I think it’s really accurate. I think for me, it’s that body of work. That old vinyl mindset. I mean, I was never a vinyl head, but I can completely see what the attraction was. It was almost like a ceremony, you know you’d put it on, plug your head headphones in and play it from start to finish and then you’d turn it over, and you’ve got another journey. You’ve got 10 or 11 tracks and you’d listen to them in sequence in one sitting. And I think that for us is really important - that you have a journey and do have a sense of an A and a B side. You want to listen to a track with a segue that goes into another track because every segue takes you on a different journey and sets you up for the next track.
But you know, with the sort of frenetic life everybody leads there’s never time for anything, so we want to produce something that could possibly stop you for 50 minutes, when you can just sit down and press play and be taken you to another place. I think it’s all about trying to block a certain amount of time out of this insane world with kids, jobs, work, mates, and everything. It’s like when you get a good book and all you want to do is sit down and read that book.
Yeah, from start to finish.
That’s what we want with our albums, for people to listen to them from start to finish.
I think people are doing that a lot more at the moment with the vinyl revival going on at the moment, but do you think all the downloading and all that sort of stuff has somewhat compromised this?
I think it’s made it a little more exclusive. What you were saying about the vinyl revival…it’s like a thing. But then you’ve got all the people who like to download one track, so there’s a market for that, but there’s also enough room for albums. There’s plenty of people out there. You know, I speak to a lot of people who download music and don’t really sit down and listen to music, but when I play them stuff, it’s kind of a benchmark. If they go ‘oh yeah, yeah that’s really good’, that for me is great because I don’t want them to get all serious about music…it’s like, okay, would you listen to that if it was played on the radio and if they say, ‘yeah’, well…these are the kind of people who use social media. And that way of marketing, it’s brilliant, you know, it’s out there and there are millions of people looking at it. Sorry, I’m rambling on here. Getting back to the point that I’m actually trying to make here; do your downloads, download your one track, stream it, whatever, but there’s also a lot of people who want to listen to a whole album.
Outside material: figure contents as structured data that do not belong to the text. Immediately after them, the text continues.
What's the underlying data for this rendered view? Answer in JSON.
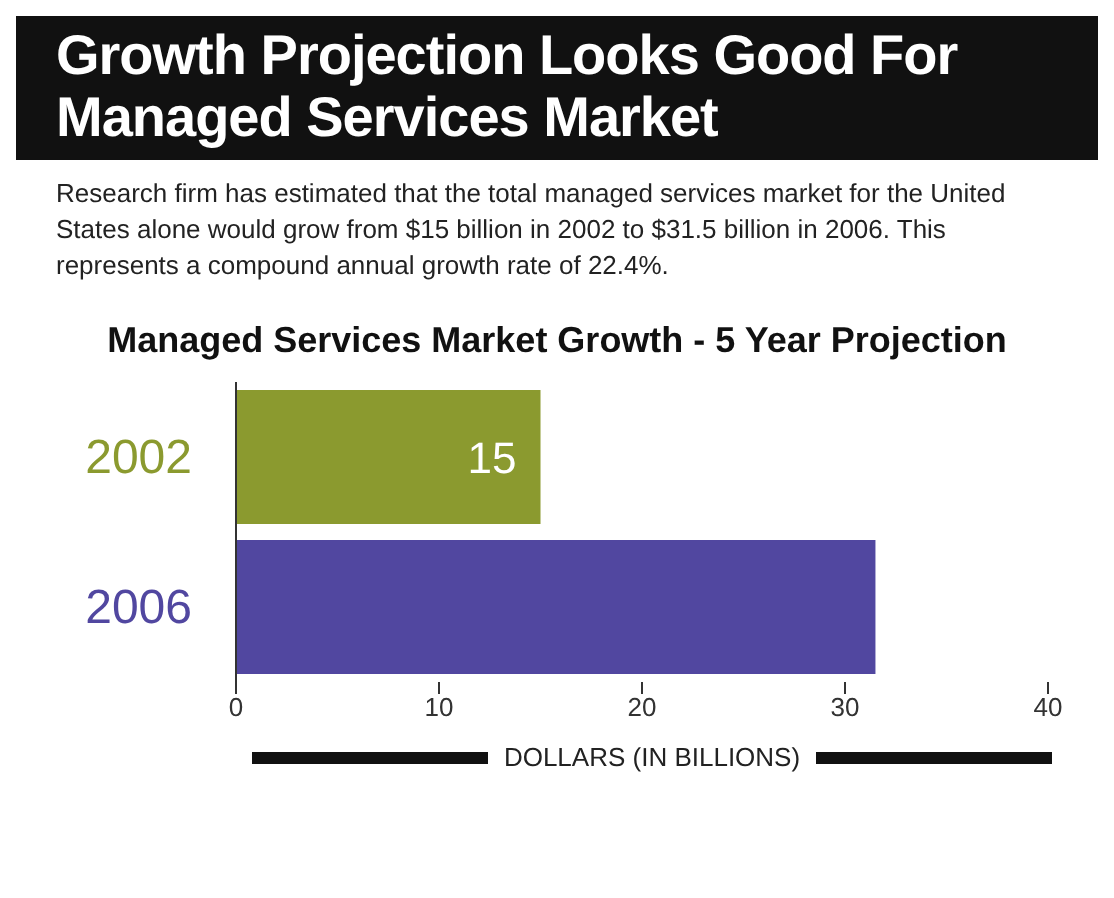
{
  "chart_data": {
    "type": "bar",
    "orientation": "horizontal",
    "title": "Growth Projection Looks Good For Managed Services Market",
    "subtitle": "Research firm has estimated that the total managed services market for the United States alone would grow from $15 billion in 2002 to $31.5 billion in 2006. This represents a compound annual growth rate of 22.4%.",
    "annotations": [
      "Managed Services Market Growth - 5 Year Projection"
    ],
    "xlabel": "DOLLARS (IN BILLIONS)",
    "categories": [
      "2002",
      "2006"
    ],
    "values": [
      15,
      31.5
    ],
    "colors": [
      "#8b9a2f",
      "#5147a0"
    ],
    "value_labels": [
      "15",
      null
    ],
    "xlim": [
      0,
      40
    ],
    "xticks": [
      0,
      10,
      20,
      30,
      40
    ]
  }
}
There’s definitely options for everybody, maybe that’s why you’ve managed to break the 20-something market with all the downloading and social media press, so I guess there’s a silver lining, even if being an album band does become something exclusive to a particular demographic of fans.
Absolutely, absolutely. And also for playing live. People can travel, people can get to a lot of European festivals further afield and vice versa, so you get to see more people live and for less money.